Review of Law, Literature and Therapeutic Jurisprudence
This is my first blog for the year. It is summer Downunder and I enjoyed a nice holiday. But that is a fading memory and the reality of work has returned. And so has the need to keep up with my blog entries. In coming entries I plan to review some of the latest publications relating to therapeutic jurisprudence. Here is my first effort:
Literature has had an abiding interest in the law. The law in operation in its courts, law offices and police is a bountiful source of stories about the vagaries of the human psyche and human life. Literature can bring these issues to a wider audience and be a commentary and criticism of the law in operation. For me, the case of Jarndyce and Jarndyce, from Charles Dickens' Bleak House, illustrates how some of the worst aspects of the adversarial system can cause significant suffering for individuals – with Jarndyce wreaking havoc on generations of a family. Bleak House, among other literary classics, illustrates the essential thesis of therapeutic jurisprudence, that the law in operation affects the wellbeing of those involved.
The churning out of legal thrillers by the likes of Grisham and Turow reminds us that the attraction of literature to the law remains today. Amy Ronner in her new book Law, Literature and Therapeutic Jurisprudence (Carolina Academic Press, 2009) points out that the attraction between literature and law works both ways: literature can be attractive to the law. Thus, some scholars use literature and literary tools to gain a deeper insight into the meaning of law. Others see the commonality of law and literature in the value both place on story telling.
Ronner also sees this two way approach to be relevant to the thesis of her book that “it is possible and desirable to be not just a lawyer but a literary lawyer with that ‘important “add-on” component of a TJ lawyer”. Her book illustrates how therapeutic jurisprudence can aid in the analysis of literature and how literary analysis can help develop in lawyers the skills valued by therapeutic jurisprudence.

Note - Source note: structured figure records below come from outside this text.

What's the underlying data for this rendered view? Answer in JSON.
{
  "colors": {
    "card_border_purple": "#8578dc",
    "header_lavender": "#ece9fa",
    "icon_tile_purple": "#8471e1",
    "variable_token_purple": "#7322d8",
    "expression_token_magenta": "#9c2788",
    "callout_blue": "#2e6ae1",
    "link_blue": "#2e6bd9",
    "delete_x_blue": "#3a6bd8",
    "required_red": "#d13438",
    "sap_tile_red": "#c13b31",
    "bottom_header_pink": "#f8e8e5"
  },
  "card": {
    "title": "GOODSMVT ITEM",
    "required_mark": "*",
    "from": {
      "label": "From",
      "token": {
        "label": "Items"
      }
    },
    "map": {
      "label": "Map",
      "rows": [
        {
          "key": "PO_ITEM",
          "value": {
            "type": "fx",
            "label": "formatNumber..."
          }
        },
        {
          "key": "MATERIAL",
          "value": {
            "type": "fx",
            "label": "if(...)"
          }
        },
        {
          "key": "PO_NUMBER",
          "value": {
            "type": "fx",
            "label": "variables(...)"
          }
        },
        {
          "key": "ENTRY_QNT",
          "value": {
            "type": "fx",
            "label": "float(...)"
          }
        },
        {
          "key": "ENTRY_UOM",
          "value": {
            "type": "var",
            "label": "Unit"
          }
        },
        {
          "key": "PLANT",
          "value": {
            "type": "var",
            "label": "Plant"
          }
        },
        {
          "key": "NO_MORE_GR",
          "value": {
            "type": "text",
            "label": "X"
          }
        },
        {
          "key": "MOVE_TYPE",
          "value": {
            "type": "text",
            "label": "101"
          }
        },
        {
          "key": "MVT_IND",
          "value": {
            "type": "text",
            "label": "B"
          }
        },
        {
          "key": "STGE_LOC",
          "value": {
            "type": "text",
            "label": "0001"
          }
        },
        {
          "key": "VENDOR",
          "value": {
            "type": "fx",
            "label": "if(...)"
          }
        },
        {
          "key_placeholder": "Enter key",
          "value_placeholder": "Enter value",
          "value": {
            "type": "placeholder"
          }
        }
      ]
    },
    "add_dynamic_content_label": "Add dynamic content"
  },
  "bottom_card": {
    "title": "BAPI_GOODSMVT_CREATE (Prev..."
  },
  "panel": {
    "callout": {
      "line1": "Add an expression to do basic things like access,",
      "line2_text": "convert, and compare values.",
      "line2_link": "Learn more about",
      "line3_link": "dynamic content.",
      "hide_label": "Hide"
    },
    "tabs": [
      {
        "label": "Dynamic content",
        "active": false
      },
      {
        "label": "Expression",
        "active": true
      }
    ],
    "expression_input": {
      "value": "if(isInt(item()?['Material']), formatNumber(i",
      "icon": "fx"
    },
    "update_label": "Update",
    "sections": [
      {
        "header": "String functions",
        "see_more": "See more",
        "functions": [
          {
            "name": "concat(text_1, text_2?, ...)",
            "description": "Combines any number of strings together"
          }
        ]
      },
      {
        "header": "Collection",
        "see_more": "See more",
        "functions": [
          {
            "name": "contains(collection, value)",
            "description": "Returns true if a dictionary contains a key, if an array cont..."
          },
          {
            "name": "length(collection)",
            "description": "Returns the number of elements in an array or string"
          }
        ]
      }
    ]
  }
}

Ronner observes that “Literary appreciation can spark the imagination and teach lawyers to ‘walk around in the skin’ of not just their clients, but also opponents, witnesses, judges and juries”. This can help the lawyer in diverse ways, not the least of which is the culturing of the ability to empathise with clients and others. These skills become the basis for a more rewarding professional relationship between lawyer and client.

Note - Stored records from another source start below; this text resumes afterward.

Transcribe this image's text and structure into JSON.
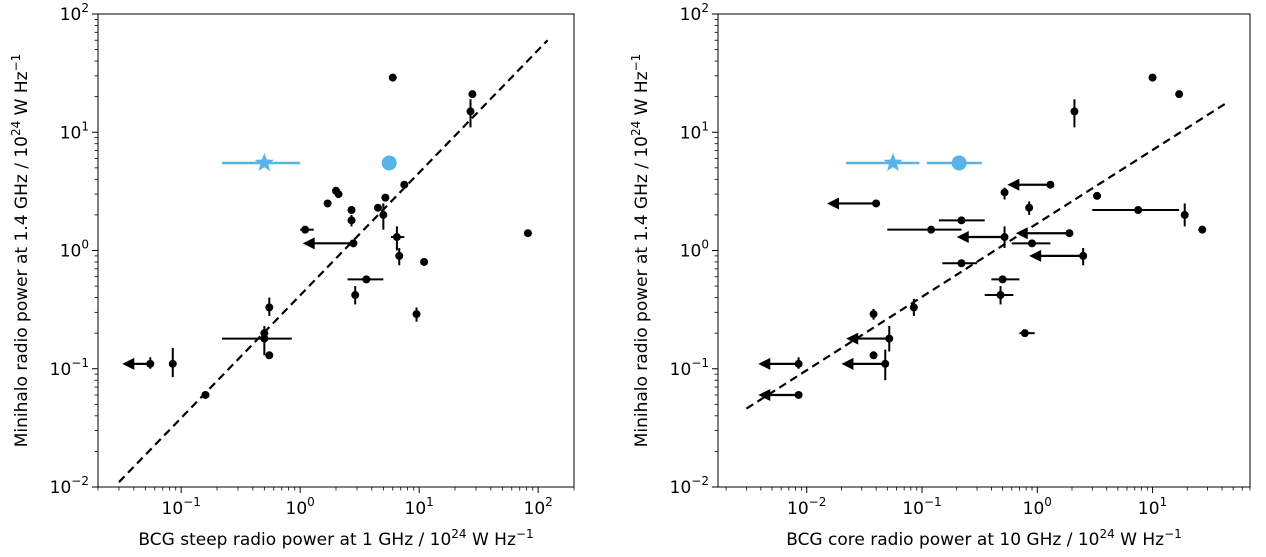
{
  "chart_data": [
    {
      "type": "scatter",
      "panel": "left",
      "xscale": "log",
      "yscale": "log",
      "xlim": [
        0.02,
        200
      ],
      "ylim": [
        0.01,
        100
      ],
      "xticks": [
        {
          "value": 0.1,
          "mantissa": "10",
          "exp": "−1"
        },
        {
          "value": 1,
          "mantissa": "10",
          "exp": "0"
        },
        {
          "value": 10,
          "mantissa": "10",
          "exp": "1"
        },
        {
          "value": 100,
          "mantissa": "10",
          "exp": "2"
        }
      ],
      "yticks": [
        {
          "value": 0.01,
          "mantissa": "10",
          "exp": "−2"
        },
        {
          "value": 0.1,
          "mantissa": "10",
          "exp": "−1"
        },
        {
          "value": 1,
          "mantissa": "10",
          "exp": "0"
        },
        {
          "value": 10,
          "mantissa": "10",
          "exp": "1"
        },
        {
          "value": 100,
          "mantissa": "10",
          "exp": "2"
        }
      ],
      "xlabel": {
        "pre": "BCG steep radio power at 1 GHz / 10",
        "sup": "24",
        "post": " W Hz",
        "sup2": "−1"
      },
      "ylabel": {
        "pre": "Minihalo radio power at 1.4 GHz / 10",
        "sup": "24",
        "post": " W Hz",
        "sup2": "−1"
      },
      "fit_line": {
        "style": "dashed",
        "x": [
          0.03,
          120
        ],
        "y": [
          0.011,
          60
        ]
      },
      "colors": {
        "black": "#000000",
        "highlight": "#56b4e9"
      },
      "points": [
        {
          "x": 0.16,
          "y": 0.06
        },
        {
          "x": 0.085,
          "y": 0.11,
          "yerr": [
            0.085,
            0.15
          ]
        },
        {
          "x": 0.055,
          "y": 0.11,
          "yerr": [
            0.1,
            0.125
          ],
          "upper_x": true,
          "arrow_to": 0.032
        },
        {
          "x": 0.5,
          "y": 0.18,
          "xerr": [
            0.22,
            0.85
          ],
          "yerr": [
            0.13,
            0.23
          ]
        },
        {
          "x": 0.55,
          "y": 0.13
        },
        {
          "x": 0.55,
          "y": 0.33,
          "yerr": [
            0.28,
            0.4
          ]
        },
        {
          "x": 0.5,
          "y": 0.2
        },
        {
          "x": 1.1,
          "y": 1.5,
          "xerr": [
            1.0,
            1.3
          ]
        },
        {
          "x": 2.8,
          "y": 1.15,
          "upper_x": true,
          "arrow_to": 1.05
        },
        {
          "x": 2.7,
          "y": 1.8,
          "yerr": [
            1.6,
            2.0
          ]
        },
        {
          "x": 2.7,
          "y": 2.2
        },
        {
          "x": 1.7,
          "y": 2.5
        },
        {
          "x": 2.1,
          "y": 3.0
        },
        {
          "x": 2.0,
          "y": 3.2
        },
        {
          "x": 3.6,
          "y": 0.57,
          "xerr": [
            2.5,
            5.0
          ]
        },
        {
          "x": 2.9,
          "y": 0.42,
          "yerr": [
            0.35,
            0.5
          ]
        },
        {
          "x": 4.5,
          "y": 2.3
        },
        {
          "x": 5.0,
          "y": 2.0,
          "yerr": [
            1.5,
            2.5
          ]
        },
        {
          "x": 5.2,
          "y": 2.8
        },
        {
          "x": 6.5,
          "y": 1.3,
          "xerr": [
            5.8,
            7.5
          ],
          "yerr": [
            1.0,
            1.6
          ]
        },
        {
          "x": 6.8,
          "y": 0.9,
          "yerr": [
            0.75,
            1.05
          ]
        },
        {
          "x": 7.5,
          "y": 3.6
        },
        {
          "x": 11,
          "y": 0.8
        },
        {
          "x": 9.5,
          "y": 0.29,
          "yerr": [
            0.25,
            0.33
          ]
        },
        {
          "x": 6.0,
          "y": 29
        },
        {
          "x": 27,
          "y": 15,
          "yerr": [
            11,
            19
          ]
        },
        {
          "x": 28,
          "y": 21
        },
        {
          "x": 82,
          "y": 1.4
        }
      ],
      "highlight_points": [
        {
          "x": 0.5,
          "y": 5.5,
          "marker": "star",
          "xerr": [
            0.22,
            1.0
          ]
        },
        {
          "x": 5.6,
          "y": 5.5,
          "marker": "circle"
        }
      ]
    },
    {
      "type": "scatter",
      "panel": "right",
      "xscale": "log",
      "yscale": "log",
      "xlim": [
        0.0017,
        70
      ],
      "ylim": [
        0.01,
        100
      ],
      "xticks": [
        {
          "value": 0.01,
          "mantissa": "10",
          "exp": "−2"
        },
        {
          "value": 0.1,
          "mantissa": "10",
          "exp": "−1"
        },
        {
          "value": 1,
          "mantissa": "10",
          "exp": "0"
        },
        {
          "value": 10,
          "mantissa": "10",
          "exp": "1"
        }
      ],
      "yticks": [
        {
          "value": 0.01,
          "mantissa": "10",
          "exp": "−2"
        },
        {
          "value": 0.1,
          "mantissa": "10",
          "exp": "−1"
        },
        {
          "value": 1,
          "mantissa": "10",
          "exp": "0"
        },
        {
          "value": 10,
          "mantissa": "10",
          "exp": "1"
        },
        {
          "value": 100,
          "mantissa": "10",
          "exp": "2"
        }
      ],
      "xlabel": {
        "pre": "BCG core radio power at 10 GHz / 10",
        "sup": "24",
        "post": " W Hz",
        "sup2": "−1"
      },
      "ylabel": {
        "pre": "Minihalo radio power at 1.4 GHz / 10",
        "sup": "24",
        "post": " W Hz",
        "sup2": "−1"
      },
      "fit_line": {
        "style": "dashed",
        "x": [
          0.003,
          45
        ],
        "y": [
          0.046,
          18
        ]
      },
      "colors": {
        "black": "#000000",
        "highlight": "#56b4e9"
      },
      "points": [
        {
          "x": 0.0085,
          "y": 0.06,
          "upper_x": true,
          "arrow_to": 0.0038
        },
        {
          "x": 0.0085,
          "y": 0.11,
          "upper_x": true,
          "arrow_to": 0.0038,
          "yerr": [
            0.1,
            0.125
          ]
        },
        {
          "x": 0.048,
          "y": 0.11,
          "upper_x": true,
          "arrow_to": 0.02,
          "yerr": [
            0.08,
            0.145
          ]
        },
        {
          "x": 0.052,
          "y": 0.18,
          "upper_x": true,
          "arrow_to": 0.022,
          "yerr": [
            0.14,
            0.23
          ]
        },
        {
          "x": 0.038,
          "y": 0.13
        },
        {
          "x": 0.038,
          "y": 0.29,
          "yerr": [
            0.26,
            0.32
          ]
        },
        {
          "x": 0.085,
          "y": 0.33,
          "yerr": [
            0.28,
            0.39
          ]
        },
        {
          "x": 0.04,
          "y": 2.5,
          "upper_x": true,
          "arrow_to": 0.015
        },
        {
          "x": 0.12,
          "y": 1.5,
          "xerr": [
            0.05,
            0.22
          ]
        },
        {
          "x": 0.22,
          "y": 1.8,
          "xerr": [
            0.14,
            0.35
          ]
        },
        {
          "x": 0.22,
          "y": 0.78,
          "xerr": [
            0.15,
            0.3
          ]
        },
        {
          "x": 0.52,
          "y": 1.3,
          "upper_x": true,
          "arrow_to": 0.2,
          "yerr": [
            1.05,
            1.6
          ]
        },
        {
          "x": 1.9,
          "y": 1.4,
          "upper_x": true,
          "arrow_to": 0.65
        },
        {
          "x": 0.9,
          "y": 1.15,
          "xerr": [
            0.6,
            1.3
          ]
        },
        {
          "x": 0.85,
          "y": 2.3,
          "yerr": [
            2.0,
            2.6
          ]
        },
        {
          "x": 0.52,
          "y": 3.1,
          "yerr": [
            2.7,
            3.4
          ]
        },
        {
          "x": 1.3,
          "y": 3.6,
          "upper_x": true,
          "arrow_to": 0.55
        },
        {
          "x": 2.5,
          "y": 0.9,
          "upper_x": true,
          "arrow_to": 0.85,
          "yerr": [
            0.75,
            1.05
          ]
        },
        {
          "x": 0.5,
          "y": 0.57,
          "xerr": [
            0.4,
            0.7
          ]
        },
        {
          "x": 0.48,
          "y": 0.42,
          "xerr": [
            0.35,
            0.62
          ],
          "yerr": [
            0.35,
            0.5
          ]
        },
        {
          "x": 0.78,
          "y": 0.2,
          "xerr": [
            0.7,
            0.95
          ]
        },
        {
          "x": 2.1,
          "y": 15,
          "yerr": [
            11,
            19
          ]
        },
        {
          "x": 3.3,
          "y": 2.9
        },
        {
          "x": 7.5,
          "y": 2.2,
          "xerr": [
            3.0,
            17
          ]
        },
        {
          "x": 10,
          "y": 29
        },
        {
          "x": 17,
          "y": 21
        },
        {
          "x": 19,
          "y": 2.0,
          "yerr": [
            1.6,
            2.5
          ]
        },
        {
          "x": 27,
          "y": 1.5
        }
      ],
      "highlight_points": [
        {
          "x": 0.056,
          "y": 5.5,
          "marker": "star",
          "xerr": [
            0.022,
            0.095
          ]
        },
        {
          "x": 0.21,
          "y": 5.5,
          "marker": "circle",
          "xerr": [
            0.11,
            0.33
          ]
        }
      ]
    }
  ]
}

Ronner uses examples from literature to illustrate important principles of law and the application of therapeutic jurisprudence. For example, she uses the tragic case of Melville’s Billy Budd, Sailor to highlight the legal, personal and therapeutic importance of a defendant being able to actively participate in proceedings affecting them. She gives a careful analysis of the arguments for and against the procedures used to try and convict Budd – the subject of a malicious accusation – who was subsequently hanged. As well as the legal principle that the defendant’s right to counsel is essential for a fair trial is the therapeutic jurisprudence principle of being able to be actively involved in the proceedings and not simply by counsel, vital though that is. Budd, suffering from both a speech impediment and the absence of a lawyer at his trial was denied both.

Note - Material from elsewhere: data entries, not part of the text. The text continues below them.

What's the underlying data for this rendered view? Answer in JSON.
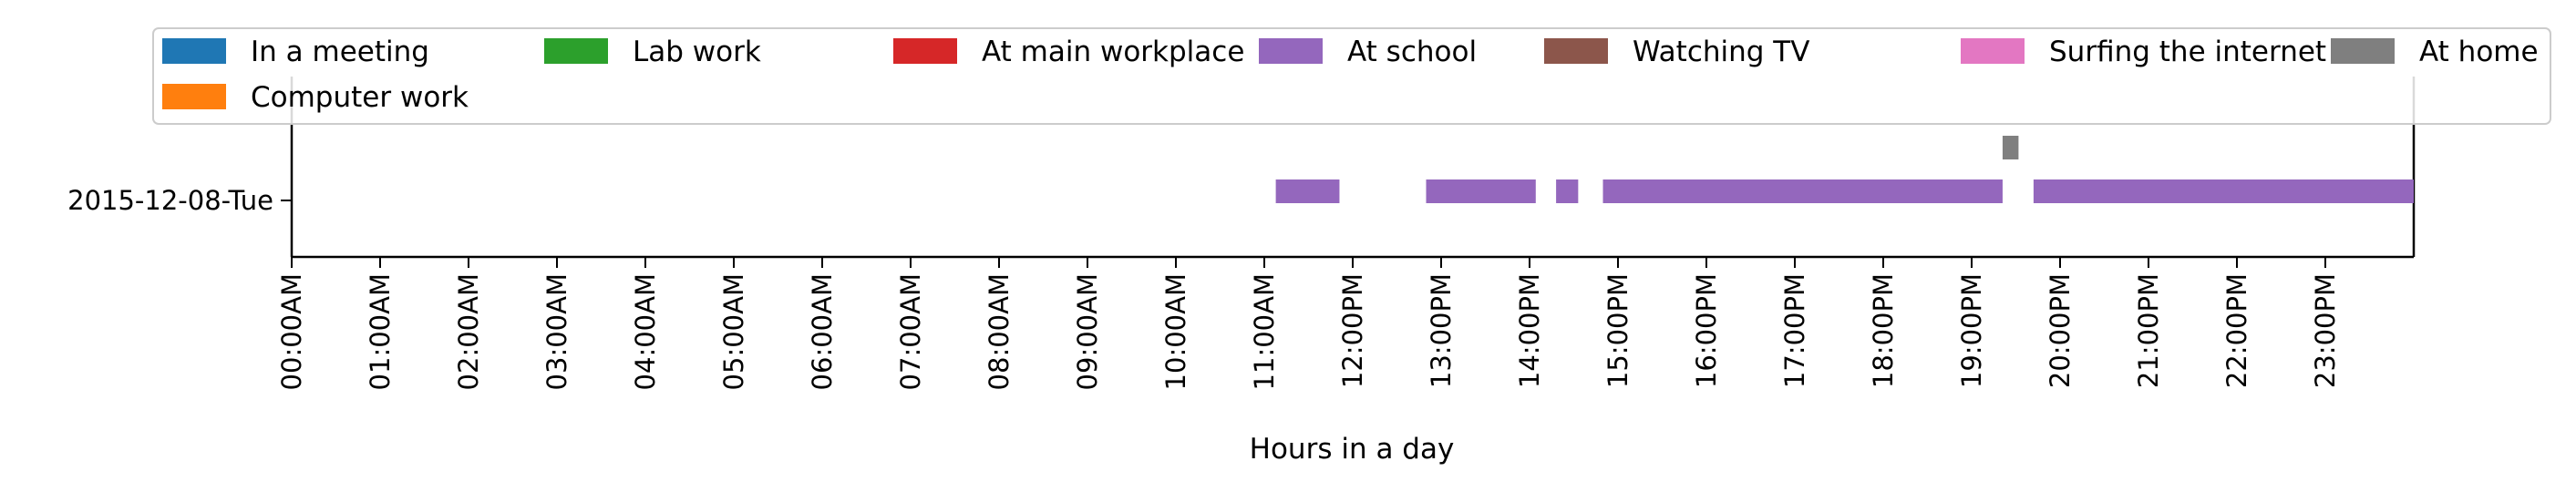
{
  "chart_data": {
    "type": "timeline",
    "xlabel": "Hours in a day",
    "ylabel": "",
    "xlim": [
      0,
      24
    ],
    "x_ticks": [
      "00:00AM",
      "01:00AM",
      "02:00AM",
      "03:00AM",
      "04:00AM",
      "05:00AM",
      "06:00AM",
      "07:00AM",
      "08:00AM",
      "09:00AM",
      "10:00AM",
      "11:00AM",
      "12:00PM",
      "13:00PM",
      "14:00PM",
      "15:00PM",
      "16:00PM",
      "17:00PM",
      "18:00PM",
      "19:00PM",
      "20:00PM",
      "21:00PM",
      "22:00PM",
      "23:00PM"
    ],
    "y_categories": [
      "2015-12-08-Tue"
    ],
    "legend": {
      "placement": "top",
      "entries": [
        {
          "label": "In a meeting",
          "color": "#1f77b4"
        },
        {
          "label": "Lab work",
          "color": "#2ca02c"
        },
        {
          "label": "At main workplace",
          "color": "#d62728"
        },
        {
          "label": "At school",
          "color": "#9467bd"
        },
        {
          "label": "Watching TV",
          "color": "#8c564b"
        },
        {
          "label": "Surfing the internet",
          "color": "#e377c2"
        },
        {
          "label": "At home",
          "color": "#7f7f7f"
        },
        {
          "label": "Computer work",
          "color": "#ff7f0e"
        }
      ]
    },
    "series": [
      {
        "name": "At school",
        "color": "#9467bd",
        "row": 0,
        "lane": "main",
        "intervals": [
          [
            11.13,
            11.85
          ],
          [
            12.83,
            14.07
          ],
          [
            14.3,
            14.55
          ],
          [
            14.83,
            19.35
          ],
          [
            19.7,
            24.0
          ]
        ]
      },
      {
        "name": "At home",
        "color": "#7f7f7f",
        "row": 0,
        "lane": "upper",
        "intervals": [
          [
            19.35,
            19.53
          ]
        ]
      }
    ]
  }
}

The theme of the importance of people being actively involved in legal proceedings affecting them continues in Ronner’s analysis of Crime and Punishment. Her analysis here is rich with other therapeutic jurisprudence themes as well – including the therapeutic nature of the role of the long-suffering Sonya in listening to and expressing empathy for the self-destructive but ultimately redeemed Raskolnikov. There is also a fascinating discussion of the nature and motive for confessions, seeing them as not necessarily springing from the fact of having committed a crime but – as in Crime and Punishment – springing from sometimes complex underlying psychological needs.
Chapter 3 is a compelling but disturbing discussion of the suffering that can be inflicted by anti-therapeutic tribunals and how mass hysteria can lead to their use. The Salem witch hunts depicted in The Crucible and Harvard’s Secret Court, based on events in the 1920s when Harvard convened a “Secret Court” that “maliciously hunted down young men it believed to be homosexuals, or mere friends of homosexuals” are graphically used to depict these phenomena.
Melville’s Bartleby is used to great effect to bring out the mechanical, repetitive and de-humanising effects of working in large law firms. The analysis demonstrates the importance of firms taking a therapeutic jurisprudence approach to their practice (and staff) and the vital role legal education should play in educating students to expect and to gain so much more out of legal practice.
As some of the commentators on the dust cover of Law, Literature and Therapeutic note, the book opens up a new dimension of therapeutic jurisprudence scholarship: therapeutic jurisprudence can be a lens through which literature is analysed and taught and literature can highlight different nuances and applications of therapeutic principles. Literature can also be a powerful vehicle to revive flagging students burdened by the tedium of studying particular law subjects.
While its legal analysis is largely confined to the law of the United States, this engaging book will be of interest to readers from other nations, whether from common law nations or civil law nations. It would be good to see the further development of this application of therapeutic jurisprudence and in particular, its application to the laws of other nations. After all, therapeutic jurisprudence itself is developing through international scholarship. Perhaps an international comparative law, literature and therapeutic jurisprudence will emerge. This book has laid the groundwork for it to occur.